Arizona voters have short memories, but sometimes, the past doesn’t stay buried for long. Take Michael Todd, now a familiar name again as the embattled board president of Liberty Elementary School District. The same man who’s facing a recall effort from furious parents and educators today is the very same Michael Todd whose “family troubles” dominated front pages back in 2008, when he was running for mayor of Buckeye.
At the time, Todd was a self-proclaimed “family man” who admitted to spanking his 10-year-old stepdaughter with a belt hard enough to leave marks and slapping his infant daughter after she bit him while he was half asleep. He told the Arizona Republic that the belt “slipped” and that these incidents didn’t make him unfit for leadership. His wife filed for a restraining order, citing repeated domestic altercations and police involvement, only to later walk it back once his campaign came under fire.

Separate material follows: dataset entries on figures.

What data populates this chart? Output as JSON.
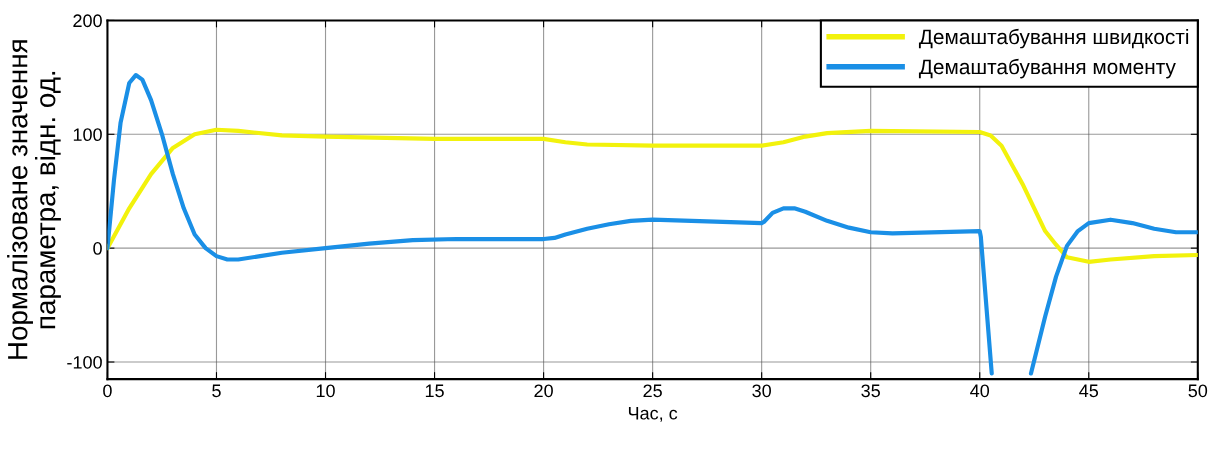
{
  "chart_data": {
    "type": "line",
    "xlabel": "Час, с",
    "ylabel": "Нормалізоване значення\nпараметра, відн. од.",
    "xlim": [
      0,
      50
    ],
    "xticks": [
      0,
      5,
      10,
      15,
      20,
      25,
      30,
      35,
      40,
      45,
      50
    ],
    "ylim": [
      -115,
      200
    ],
    "yticks": [
      -100,
      0,
      100,
      200
    ],
    "grid": true,
    "legend": "top right",
    "line_style": "solid",
    "series": [
      {
        "name": "Демаштабування швидкості",
        "color": "#f2f20c",
        "x": [
          0,
          1,
          2,
          3,
          4,
          5,
          6,
          8,
          10,
          15,
          20,
          21,
          22,
          25,
          30,
          31,
          32,
          33,
          35,
          40,
          40.5,
          41,
          42,
          42.5,
          43,
          43.5,
          44,
          45,
          46,
          48,
          50
        ],
        "values": [
          0,
          35,
          65,
          88,
          100,
          104,
          103,
          99,
          98,
          96,
          96,
          93,
          91,
          90,
          90,
          93,
          98,
          101,
          103,
          102,
          99,
          90,
          55,
          35,
          15,
          3,
          -8,
          -12,
          -10,
          -7,
          -6
        ]
      },
      {
        "name": "Демаштабування моменту",
        "color": "#1a8fe6",
        "x": [
          0,
          0.3,
          0.6,
          1,
          1.3,
          1.6,
          2,
          2.5,
          3,
          3.5,
          4,
          4.5,
          5,
          5.5,
          6,
          7,
          8,
          10,
          12,
          14,
          16,
          20,
          20.5,
          21,
          22,
          23,
          24,
          25,
          30,
          30.1,
          30.5,
          31,
          31.5,
          32,
          33,
          34,
          35,
          36,
          40,
          40.05,
          40.55,
          41.5,
          42.35,
          43,
          43.5,
          44,
          44.5,
          45,
          46,
          47,
          48,
          49,
          50
        ],
        "values": [
          0,
          60,
          110,
          145,
          152,
          148,
          130,
          100,
          65,
          35,
          12,
          0,
          -7,
          -10,
          -10,
          -7,
          -4,
          0,
          4,
          7,
          8,
          8,
          9,
          12,
          17,
          21,
          24,
          25,
          22,
          23,
          31,
          35,
          35,
          32,
          24,
          18,
          14,
          13,
          15,
          10,
          -110,
          null,
          -110,
          -60,
          -25,
          2,
          15,
          22,
          25,
          22,
          17,
          14,
          14
        ]
      }
    ]
  }
}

He wanted voters to “move on.” Now, almost twenty years later, it looks like the voters of Liberty Elementary aren’t so willing to oblige.
The recall campaign brewing in Liberty is about accountability, integrity, and leadership, but it’s also about patterns. Todd’s leadership style has been described by staff and parents as hostile, retaliatory, and unstable. Teachers have left the district in droves. Parents have accused the board of stonewalling, intimidation, and backroom decision-making. Sound familiar? It should. The same temperament that once made headlines for explosive behavior at home has now reared its head in a public school system, and the community is saying “enough.”

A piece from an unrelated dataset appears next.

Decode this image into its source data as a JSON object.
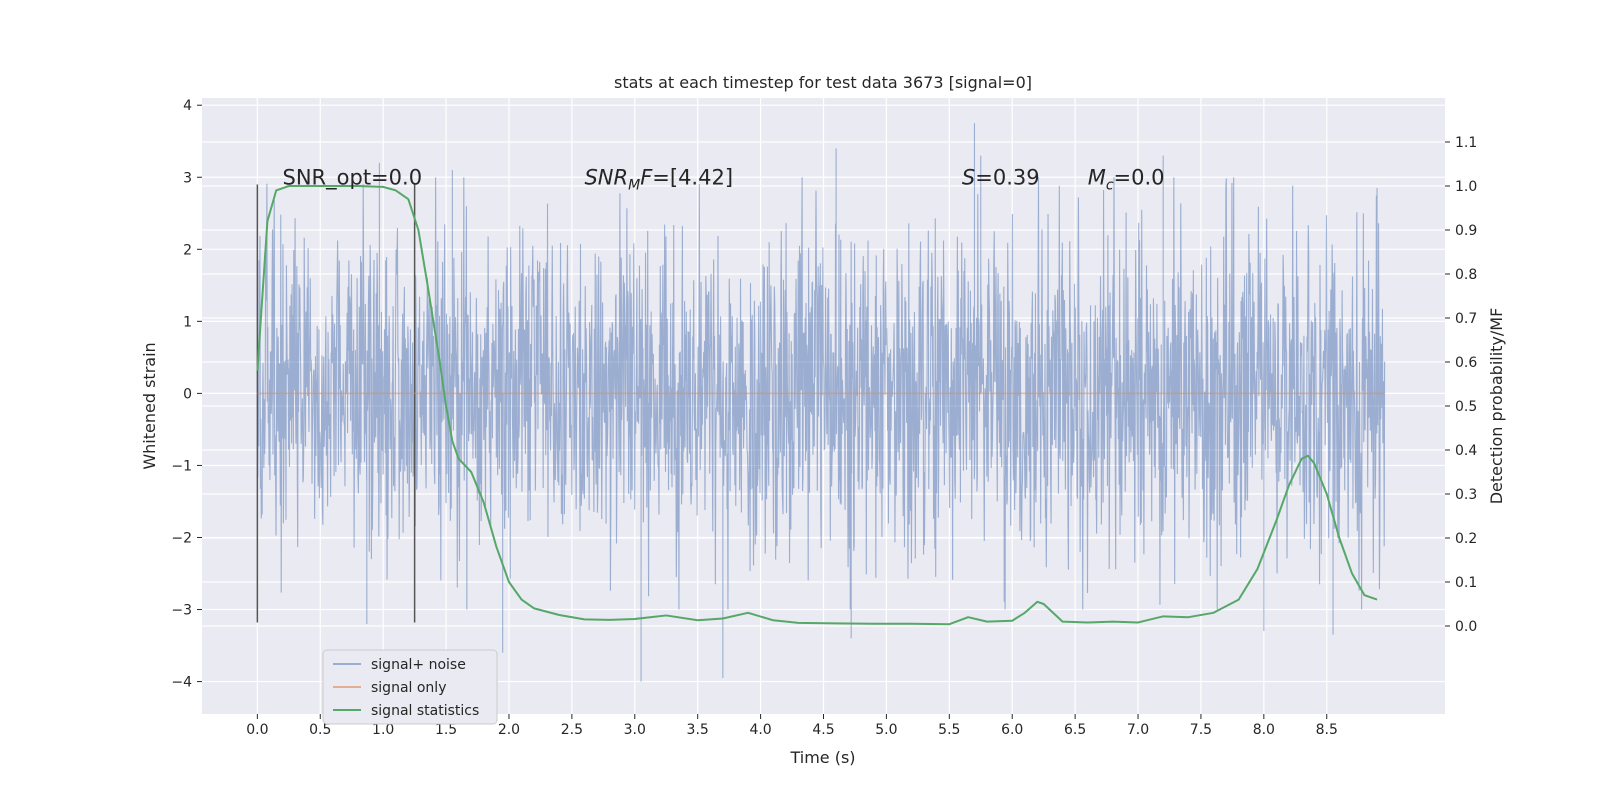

Todd’s defenders claim this recall is politically motivated. But if you look closer, it’s about something much deeper: character. The man’s public record from his personal conduct in Buckeye to his combative behavior in Liberty, tells a consistent story. Leadership isn’t just about policy votes or budgets; it’s about how someone treats the people around them when they hold power.

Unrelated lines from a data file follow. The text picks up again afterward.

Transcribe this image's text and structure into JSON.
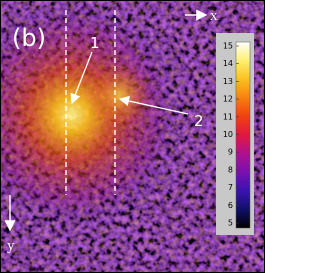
{
  "panel_label": "(b)",
  "annotations": [
    {
      "label": "1"
    },
    {
      "label": "2"
    }
  ],
  "axes": {
    "x": "x",
    "y": "y"
  },
  "colorbar": {
    "ticks": [
      5,
      6,
      7,
      8,
      9,
      10,
      11,
      12,
      13,
      14,
      15
    ]
  }
}
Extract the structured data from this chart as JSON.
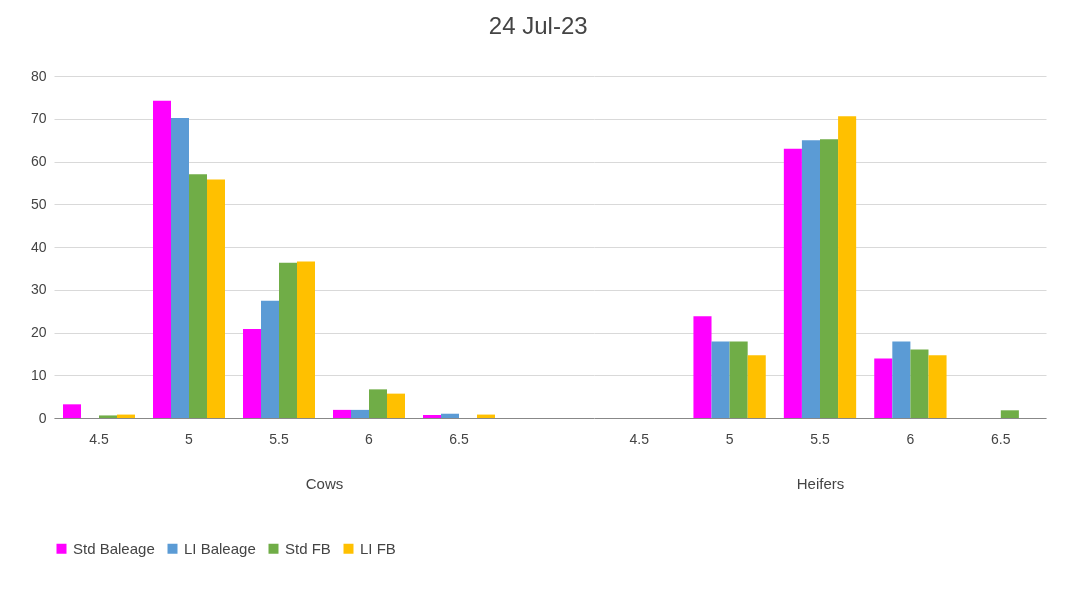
{
  "chart_data": [
    {
      "type": "bar",
      "title": "24 Jul-23",
      "xlabel": "Cows",
      "categories": [
        "4.5",
        "5",
        "5.5",
        "6",
        "6.5",
        null
      ],
      "ylim": [
        0,
        80
      ],
      "yticks": [
        0,
        10,
        20,
        30,
        40,
        50,
        60,
        70,
        80
      ],
      "grid": "y",
      "legend": "bottom",
      "series": [
        {
          "name": "Std Baleage",
          "color": "#ff00ff",
          "values": [
            3.2,
            74.2,
            20.8,
            1.9,
            0.7,
            null
          ]
        },
        {
          "name": "LI Baleage",
          "color": "#5b9bd5",
          "values": [
            0,
            70.2,
            27.4,
            1.9,
            1.0,
            null
          ]
        },
        {
          "name": "Std FB",
          "color": "#70ad47",
          "values": [
            0.6,
            57,
            36.3,
            6.7,
            0,
            null
          ]
        },
        {
          "name": "LI FB",
          "color": "#ffc000",
          "values": [
            0.8,
            55.8,
            36.6,
            5.7,
            0.8,
            null
          ]
        }
      ]
    },
    {
      "type": "bar",
      "xlabel": "Heifers",
      "categories": [
        "4.5",
        "5",
        "5.5",
        "6",
        "6.5"
      ],
      "ylim": [
        0,
        80
      ],
      "yticks": [
        0,
        10,
        20,
        30,
        40,
        50,
        60,
        70,
        80
      ],
      "grid": "y",
      "tick_labels": "x",
      "series": [
        {
          "name": "Std Baleage",
          "color": "#ff00ff",
          "values": [
            0,
            23.8,
            63,
            13.9,
            0
          ]
        },
        {
          "name": "LI Baleage",
          "color": "#5b9bd5",
          "values": [
            0,
            17.9,
            65,
            17.9,
            0
          ]
        },
        {
          "name": "Std FB",
          "color": "#70ad47",
          "values": [
            0,
            17.9,
            65.2,
            16,
            1.8
          ]
        },
        {
          "name": "LI FB",
          "color": "#ffc000",
          "values": [
            0,
            14.7,
            70.6,
            14.7,
            0
          ]
        }
      ]
    }
  ]
}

In 2008, Todd brushed off concerns about his fitness to lead, insisting his “personal struggles” didn’t reflect his professional judgment. Today, as teachers flee and parents demand his removal, that same dismissal is on full display. History isn’t repeating, it’s just catching up.
Can someone who once justified violence in the home be trusted to foster safety, transparency, and trust in our schools? Can someone who spent years dodging accountability suddenly be expected to model it for our children?
For years, Todd has relied on short memories and second chances. But in Buckeye, voters passed. In Liberty, it looks like they’re ready to do the same.
Because at the end of the day, “family values” aren’t something you print on a campaign flyer. They’re something you live by, and Michael Todd’s record speaks for itself.